For Restore-L, SPIDER will assemble multiple antenna reflector elements into one large antenna reflector. This revolutionary process allows satellites, telescopes and other systems to use larger and more powerful components that might not fit into a standard rocket fairing when fully assembled.
The technologies developed under SPIDER could ultimately enable entirely new architectures and space infrastructure for a wide range of government and commercial missions, including commercial satellites, human space exploration to the Moon and Mars under the Artemis program and in-space telescope assembly.
SPIDER will also demonstrate in-space manufacturing using Tethers Unlimited's MakerSat. MakerSat will manufacture a 10-meter lightweight composite beam, verifying its capability to form large spacecraft truss structures for future missions.
As it manufactures the beam, MakerSat will characterize the beam’s shape and structural performance to determine if a structure built in space performs differently than one made on Earth.
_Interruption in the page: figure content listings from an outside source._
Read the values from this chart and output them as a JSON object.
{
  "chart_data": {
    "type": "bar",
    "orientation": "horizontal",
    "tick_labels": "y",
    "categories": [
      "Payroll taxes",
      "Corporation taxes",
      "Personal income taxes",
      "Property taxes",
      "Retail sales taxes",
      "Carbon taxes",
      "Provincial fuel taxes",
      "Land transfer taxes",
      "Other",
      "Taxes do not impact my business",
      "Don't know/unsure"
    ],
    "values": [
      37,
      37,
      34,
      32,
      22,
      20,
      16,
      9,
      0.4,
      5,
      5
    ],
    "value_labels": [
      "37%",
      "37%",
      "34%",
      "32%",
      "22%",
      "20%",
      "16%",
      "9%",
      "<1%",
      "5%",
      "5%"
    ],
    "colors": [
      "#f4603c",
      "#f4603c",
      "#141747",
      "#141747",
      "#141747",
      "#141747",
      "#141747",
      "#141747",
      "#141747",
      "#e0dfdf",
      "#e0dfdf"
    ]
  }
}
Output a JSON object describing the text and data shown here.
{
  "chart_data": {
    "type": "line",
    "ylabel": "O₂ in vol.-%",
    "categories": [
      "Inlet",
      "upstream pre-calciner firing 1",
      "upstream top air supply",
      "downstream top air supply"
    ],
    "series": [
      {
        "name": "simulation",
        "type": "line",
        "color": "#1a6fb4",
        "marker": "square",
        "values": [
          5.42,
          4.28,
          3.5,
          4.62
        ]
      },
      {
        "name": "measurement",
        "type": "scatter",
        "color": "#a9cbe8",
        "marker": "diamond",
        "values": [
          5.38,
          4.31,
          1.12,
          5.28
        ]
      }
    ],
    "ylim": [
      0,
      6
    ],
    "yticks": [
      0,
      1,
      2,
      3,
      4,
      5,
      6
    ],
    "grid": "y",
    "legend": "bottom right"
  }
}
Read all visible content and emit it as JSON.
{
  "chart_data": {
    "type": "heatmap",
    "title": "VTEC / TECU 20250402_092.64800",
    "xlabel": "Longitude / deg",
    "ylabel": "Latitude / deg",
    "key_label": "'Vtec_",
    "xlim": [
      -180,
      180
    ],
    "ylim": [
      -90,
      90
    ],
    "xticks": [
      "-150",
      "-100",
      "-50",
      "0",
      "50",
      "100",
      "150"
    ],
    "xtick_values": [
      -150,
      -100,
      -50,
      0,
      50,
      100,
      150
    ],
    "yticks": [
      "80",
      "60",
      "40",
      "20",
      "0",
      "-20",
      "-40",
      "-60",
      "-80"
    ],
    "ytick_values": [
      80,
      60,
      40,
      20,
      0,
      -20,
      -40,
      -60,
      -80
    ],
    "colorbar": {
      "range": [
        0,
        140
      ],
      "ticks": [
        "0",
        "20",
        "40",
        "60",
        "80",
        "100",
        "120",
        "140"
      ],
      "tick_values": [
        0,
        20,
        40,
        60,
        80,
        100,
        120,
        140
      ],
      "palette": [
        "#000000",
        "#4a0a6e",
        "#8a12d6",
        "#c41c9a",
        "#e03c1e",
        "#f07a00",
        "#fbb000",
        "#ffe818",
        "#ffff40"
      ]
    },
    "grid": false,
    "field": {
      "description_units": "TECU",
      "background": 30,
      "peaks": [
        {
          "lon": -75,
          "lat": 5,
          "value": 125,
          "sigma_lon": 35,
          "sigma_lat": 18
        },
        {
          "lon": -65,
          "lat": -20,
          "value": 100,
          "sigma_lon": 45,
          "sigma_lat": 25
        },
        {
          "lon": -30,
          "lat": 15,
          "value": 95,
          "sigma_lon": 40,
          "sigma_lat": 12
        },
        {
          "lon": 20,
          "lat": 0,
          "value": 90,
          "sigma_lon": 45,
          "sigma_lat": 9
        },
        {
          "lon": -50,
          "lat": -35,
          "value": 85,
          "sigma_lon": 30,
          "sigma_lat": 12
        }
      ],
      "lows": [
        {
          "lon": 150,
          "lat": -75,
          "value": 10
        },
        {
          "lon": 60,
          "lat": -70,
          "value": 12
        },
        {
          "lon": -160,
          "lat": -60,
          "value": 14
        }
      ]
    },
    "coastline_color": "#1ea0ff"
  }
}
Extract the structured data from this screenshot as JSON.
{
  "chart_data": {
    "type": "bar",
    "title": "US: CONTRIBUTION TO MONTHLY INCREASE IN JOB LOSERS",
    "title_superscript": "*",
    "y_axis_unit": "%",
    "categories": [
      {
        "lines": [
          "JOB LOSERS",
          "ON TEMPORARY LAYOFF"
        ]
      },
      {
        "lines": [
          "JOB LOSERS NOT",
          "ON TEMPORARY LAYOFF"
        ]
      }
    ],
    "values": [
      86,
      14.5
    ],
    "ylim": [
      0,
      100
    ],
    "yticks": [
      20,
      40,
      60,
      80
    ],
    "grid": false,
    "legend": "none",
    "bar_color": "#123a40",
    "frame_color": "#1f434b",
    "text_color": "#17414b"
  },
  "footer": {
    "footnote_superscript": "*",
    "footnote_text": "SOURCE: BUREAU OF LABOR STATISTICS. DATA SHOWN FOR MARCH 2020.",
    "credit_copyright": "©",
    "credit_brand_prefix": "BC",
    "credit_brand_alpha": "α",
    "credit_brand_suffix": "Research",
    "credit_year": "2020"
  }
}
“Maxar has always led innovation in space infrastructure, transforming the commercial satellite industry with advances such as high-throughput satellite technologies for high-speed internet and powerful electric propulsion for next-generation space transportation,” said Megan Fitzgerald, Maxar’s senior VP and GM, Space Infrastructure.
“SPIDER, in combination with our flexible 1300-class spacecraft bus and technologies for in-space operations, will enable new applications in communications and remote sensing satellites, large in-space assembled telescopes and future exploration missions that support a sustained human presence beyond Earth orbit.
"We’re delighted to add this innovative program to our growing civil and government space portfolio.”